La vida y muerte del checo Robert Maxwell fueron de película. Sufrió de niño los zarpazos del nazismo en su propia familia y se embarcó en la política en las filas laboristas de Reino Unido, su país de adopción que le otorgó la segunda nacionalidad. Pero este excombatiente de la II Guerra Mundial, antes de saborear las mieles del éxito como editor de medios sensacionalistas como Daily Mirror, hundió sus raíces en una vida cenagosa de empeños que nunca fueron transparentes y le labraron una leyenda negra cuando entabló un pulso con el poderoso yanqui Rupert Murdoch por la hegemonía mediática del mundo anglosajón y el poder de influencia política.
Cuando Maxwell vive sus últimos días en Canarias, cena atropelladamente en el Mencey y deja olvidada la chaqueta, conversa acaloradamente en el comedor del restaurante con su motorola, coge un taxi en busca de un local de ocio y copas y se recluye finalmente en su yate antes de caer al mar de madrugada, se sabía que le acosaban las deudas millonarias y en seguida se especuló con sus amenazas al Mossad de airear trapos sucios. Maxwell arrastraba la sombra de haber sido espía en la guerra y en la vida empresarial. ¿Fue una muerte natural, un accidente, un suicidio o un asesinato?
En aquellos días en que cubrimos intensamente el suceso para El País, toda esa atmósfera de opulencia y sordidez envolvía el caso que dio la vuelta al mundo. La viuda, Elizabeth Meynar, viajó a la Isla con algunos de sus hijos a identificar los restos del magnate; el abogado tinerfeño Julio Hernández Claveríe la representó en los primeros momentos; el forense Carlos López de Lamela, de Las Palmas, hiló fino con la mosca detrás de la oreja, nunca me descartó las peores sospechas. Y la jueza Isabel Oliva, de Granadilla, dejó marchar a la tripulación tras prolongados interrogatorios infructuosos.

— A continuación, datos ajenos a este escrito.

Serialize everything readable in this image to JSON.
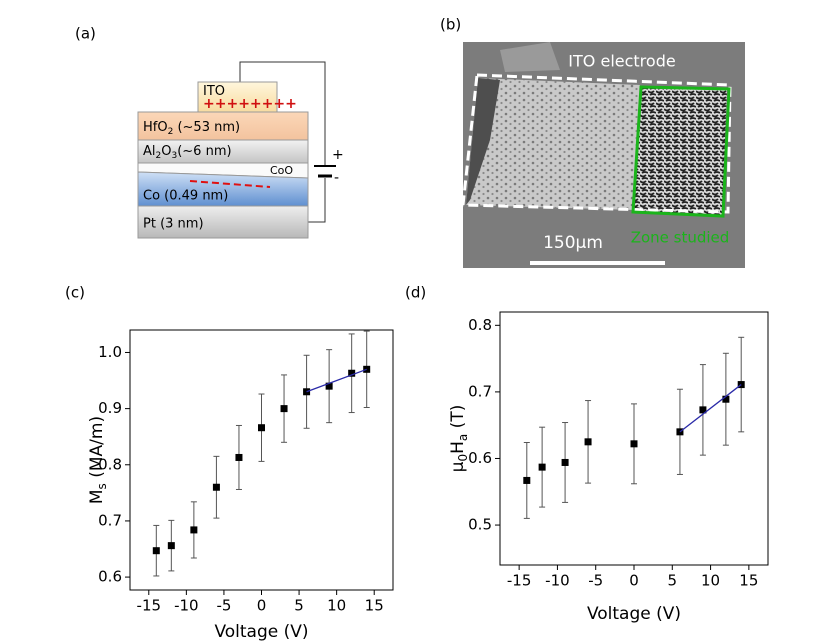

Los pulmones de Maxwell no tenían agua. El misterio no ha dejado de acompañar la constante búsqueda de la verdad entre las múltiples conjeturas del desenlace en el Atlántico de su pesado cuerpo hallado antes de que lo desaparecieran las corrientes.
Ahora, tres décadas después, la hija favorita del magnate que daba nombre al yate que lo trajo a Tenerife se enfrenta en Estados Unidos a graves acusaciones por su amistad y complicidad con Jeffrey Epstein, el empresario muerto en una celda tras ser detenido como un presunto depredador sexual de menores. El mismo escándalo que lleva ahora al banquillo al príncipe Andrés de Inglaterra.